Com as notícias sobre a alteração ao acesso ao ensino superior convém perceber do que estamos a falar e do que precisamos efetivamente. Desde logo convém ter em mente que os açorianos têm uma discriminação positiva através de uma «quota».
Como tem funcionado o acesso: os alunos chegam ao final do 12 e submetem numa plataforma digital um código que contém a informação da média do secundário e dos resultados de cada exame nacional que realizou. O estudante coloca por ordem até seis opções de cursos que pretende frequentar. Tendo em conta o peso relativo exames/média que cada curso pede, para cada opção existe uma nota associada. Os estudantes vão sendo ordenados tendo em conta esses valores sendo distribuídos pelas vagas dos cursos. Há aqui um passo intermédio que é pertinente abordar: enquanto está a fazer a candidatura, o aluno pode usar a preferência regional e contingentes. Quando o candidato pretende ficar na sua área de residência, pode ativar a preferência regional, colocando obrigatoriamente em primeiros lugares as opções nessa área. Para certas categorias demográficas existem umas «quotas»: os contingentes. É aqui que se vai basear a nossa discussão. Cada curso dispõe de uma percentagem de vagas para estudantes açorianos (tal como um x para madeirenses, y para militares e z para pessoas portadoras de deficiência). Assim sendo, um estudante açoriano pode optar por concorrer com contingente e, nesse caso, irá concorrer só com açorianos para ter aquelas n vagas – há regras: se o curso em questão existir na Universidade dos Açores, esta opção tem de estar em primeiro lugar.

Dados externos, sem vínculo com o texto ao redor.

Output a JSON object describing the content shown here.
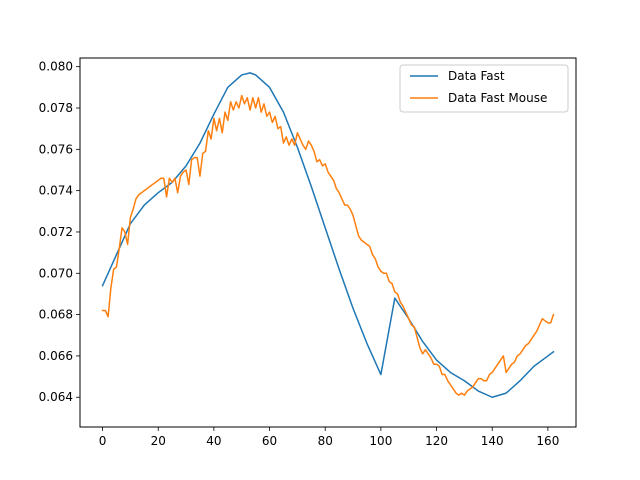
{
  "chart_data": {
    "type": "line",
    "title": "",
    "xlabel": "",
    "ylabel": "",
    "xlim": [
      -8.1,
      170.1
    ],
    "ylim": [
      0.06256,
      0.08042
    ],
    "xticks": [
      0,
      20,
      40,
      60,
      80,
      100,
      120,
      140,
      160
    ],
    "yticks": [
      0.064,
      0.066,
      0.068,
      0.07,
      0.072,
      0.074,
      0.076,
      0.078,
      0.08
    ],
    "xtick_labels": [
      "0",
      "20",
      "40",
      "60",
      "80",
      "100",
      "120",
      "140",
      "160"
    ],
    "ytick_labels": [
      "0.064",
      "0.066",
      "0.068",
      "0.070",
      "0.072",
      "0.074",
      "0.076",
      "0.078",
      "0.080"
    ],
    "grid": false,
    "legend_position": "top-right",
    "series": [
      {
        "name": "Data Fast",
        "color": "#1f77b4",
        "x": [
          0,
          5,
          10,
          15,
          20,
          25,
          30,
          35,
          40,
          45,
          50,
          53,
          55,
          60,
          65,
          70,
          75,
          80,
          85,
          90,
          95,
          100,
          105,
          110,
          115,
          120,
          125,
          130,
          135,
          140,
          145,
          150,
          155,
          160,
          162
        ],
        "y": [
          0.0694,
          0.0709,
          0.0724,
          0.0733,
          0.0739,
          0.0744,
          0.0752,
          0.0763,
          0.0777,
          0.079,
          0.0796,
          0.0797,
          0.0796,
          0.079,
          0.0778,
          0.0761,
          0.0742,
          0.0722,
          0.0702,
          0.0683,
          0.0666,
          0.0651,
          0.0688,
          0.0678,
          0.0667,
          0.0658,
          0.0652,
          0.0648,
          0.0643,
          0.064,
          0.0642,
          0.0648,
          0.0655,
          0.066,
          0.0662
        ]
      },
      {
        "name": "Data Fast Mouse",
        "color": "#ff7f0e",
        "x": [
          0,
          1,
          2,
          3,
          4,
          5,
          6,
          7,
          8,
          9,
          10,
          11,
          12,
          13,
          14,
          15,
          16,
          17,
          18,
          19,
          20,
          21,
          22,
          23,
          24,
          25,
          26,
          27,
          28,
          29,
          30,
          31,
          32,
          33,
          34,
          35,
          36,
          37,
          38,
          39,
          40,
          41,
          42,
          43,
          44,
          45,
          46,
          47,
          48,
          49,
          50,
          51,
          52,
          53,
          54,
          55,
          56,
          57,
          58,
          59,
          60,
          61,
          62,
          63,
          64,
          65,
          66,
          67,
          68,
          69,
          70,
          71,
          72,
          73,
          74,
          75,
          76,
          77,
          78,
          79,
          80,
          81,
          82,
          83,
          84,
          85,
          86,
          87,
          88,
          89,
          90,
          91,
          92,
          93,
          94,
          95,
          96,
          97,
          98,
          99,
          100,
          101,
          102,
          103,
          104,
          105,
          106,
          107,
          108,
          109,
          110,
          111,
          112,
          113,
          114,
          115,
          116,
          117,
          118,
          119,
          120,
          121,
          122,
          123,
          124,
          125,
          126,
          127,
          128,
          129,
          130,
          131,
          132,
          133,
          134,
          135,
          136,
          137,
          138,
          139,
          140,
          141,
          142,
          143,
          144,
          145,
          146,
          147,
          148,
          149,
          150,
          151,
          152,
          153,
          154,
          155,
          156,
          157,
          158,
          159,
          160,
          161,
          162
        ],
        "y": [
          0.0682,
          0.0682,
          0.0679,
          0.0693,
          0.0702,
          0.0703,
          0.0712,
          0.0722,
          0.072,
          0.0714,
          0.0727,
          0.0731,
          0.0736,
          0.0738,
          0.0739,
          0.074,
          0.0741,
          0.0742,
          0.0743,
          0.0744,
          0.0745,
          0.0746,
          0.0746,
          0.0737,
          0.0746,
          0.0744,
          0.0746,
          0.0739,
          0.0747,
          0.0749,
          0.075,
          0.0743,
          0.0755,
          0.0756,
          0.0756,
          0.0747,
          0.0758,
          0.0759,
          0.0769,
          0.0765,
          0.0775,
          0.0769,
          0.0775,
          0.0768,
          0.0778,
          0.0774,
          0.0783,
          0.0779,
          0.0783,
          0.078,
          0.0786,
          0.0782,
          0.0785,
          0.0779,
          0.0785,
          0.078,
          0.0785,
          0.0778,
          0.0782,
          0.0776,
          0.0778,
          0.0773,
          0.0776,
          0.077,
          0.0771,
          0.0763,
          0.0766,
          0.0762,
          0.0765,
          0.0762,
          0.0768,
          0.0765,
          0.0762,
          0.076,
          0.0764,
          0.0762,
          0.0759,
          0.0754,
          0.0755,
          0.0752,
          0.0753,
          0.0749,
          0.0747,
          0.0745,
          0.0741,
          0.0739,
          0.0736,
          0.0733,
          0.0733,
          0.0731,
          0.0728,
          0.0723,
          0.0718,
          0.0716,
          0.0715,
          0.0714,
          0.0713,
          0.0709,
          0.0707,
          0.0703,
          0.0701,
          0.07,
          0.07,
          0.0696,
          0.0695,
          0.0691,
          0.069,
          0.0686,
          0.0684,
          0.0681,
          0.0678,
          0.0675,
          0.0674,
          0.0669,
          0.0664,
          0.0661,
          0.0663,
          0.0661,
          0.0659,
          0.0656,
          0.0656,
          0.0655,
          0.0651,
          0.0651,
          0.0648,
          0.0646,
          0.0644,
          0.0642,
          0.0641,
          0.0642,
          0.0641,
          0.0643,
          0.0644,
          0.0645,
          0.0647,
          0.0649,
          0.0649,
          0.0648,
          0.0648,
          0.0651,
          0.0652,
          0.0654,
          0.0656,
          0.0658,
          0.066,
          0.0652,
          0.0654,
          0.0656,
          0.0657,
          0.066,
          0.0661,
          0.0663,
          0.0665,
          0.0666,
          0.0668,
          0.067,
          0.0672,
          0.0675,
          0.0678,
          0.0677,
          0.0676,
          0.0676,
          0.068
        ]
      }
    ]
  }
}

Ora, com o anúncio de algumas alterações ao acesso ao ensino superior, tem-se em mira diminuir a percentagem de vagas do contingente açoriano, passando de 3,5% para 2%. Fará isto sentido? Fará sentido, desde logo, o contingente?
O contingente é um mecanismo para garantir a presença de um grupo demográfico no curso. Se a um curso, pelo menos, um açoriano se candidata e usa o contingente, então esse curso receberá, pelo menos, um açoriano. Há, claramente, uma discriminação positiva. Temos de ter em mente que a Academia açoriana não consegue oferecer toda a variedade de cursos que existem e podem ser encontrados no continente. Pelo princípio da coesão territorial fará sentido a existência deste contingente. Mas pergunto-me se o foco deste raciocínio não estará mal colocado. O problema dos estudantes açorianos para frequentarem o ensino superior no continente está em conseguir ser colocado ou nos custos extra? O problema são as notas ou as despesas de alojamento e viagens?

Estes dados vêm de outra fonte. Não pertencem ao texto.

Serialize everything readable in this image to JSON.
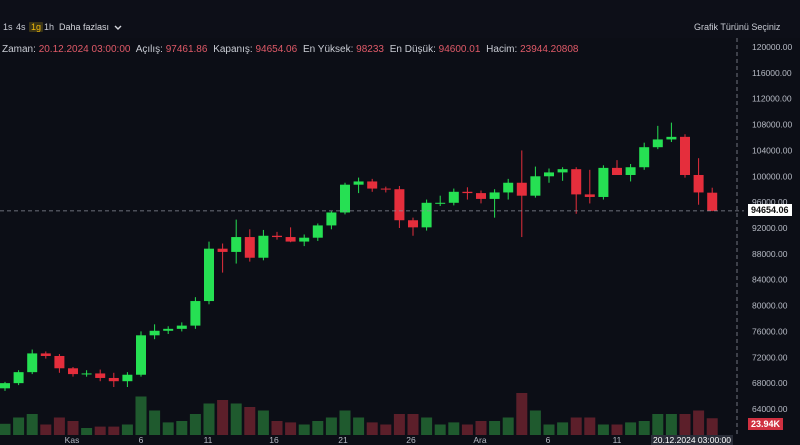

O contingente terá sido criado num contexto muito diferente do nosso. Temos um sistema regional de ensino, mas submetido aos objetivos programáticos nacionais. Qualquer aluno açoriano está, hoje, em pé de igualdade com alguém que fez o seu ensino no continente. Não existe uma desigualdade de oportunidades como já houve. Continuar a afirmar a necessidade de os açorianos precisarem de um empurrão nas notas é alimentar um estigma.
Hoje é habitual ver nestes contingentes alunos com notas inferiores ao último colocado do geral. Não porque os açorianos não conseguem melhor, mas porque se trata de um número muito reduzido de candidatos. Não quero com isto dizer que alunos com notas mais baixas não possam ter sucesso (atribuir mais peso aos exames nacionais demonstrarão alguma razão nisto, visto o seu caráter mais específico).
Os açorianos não estão em situação de desigualdade, pessoas com carências económicas sim.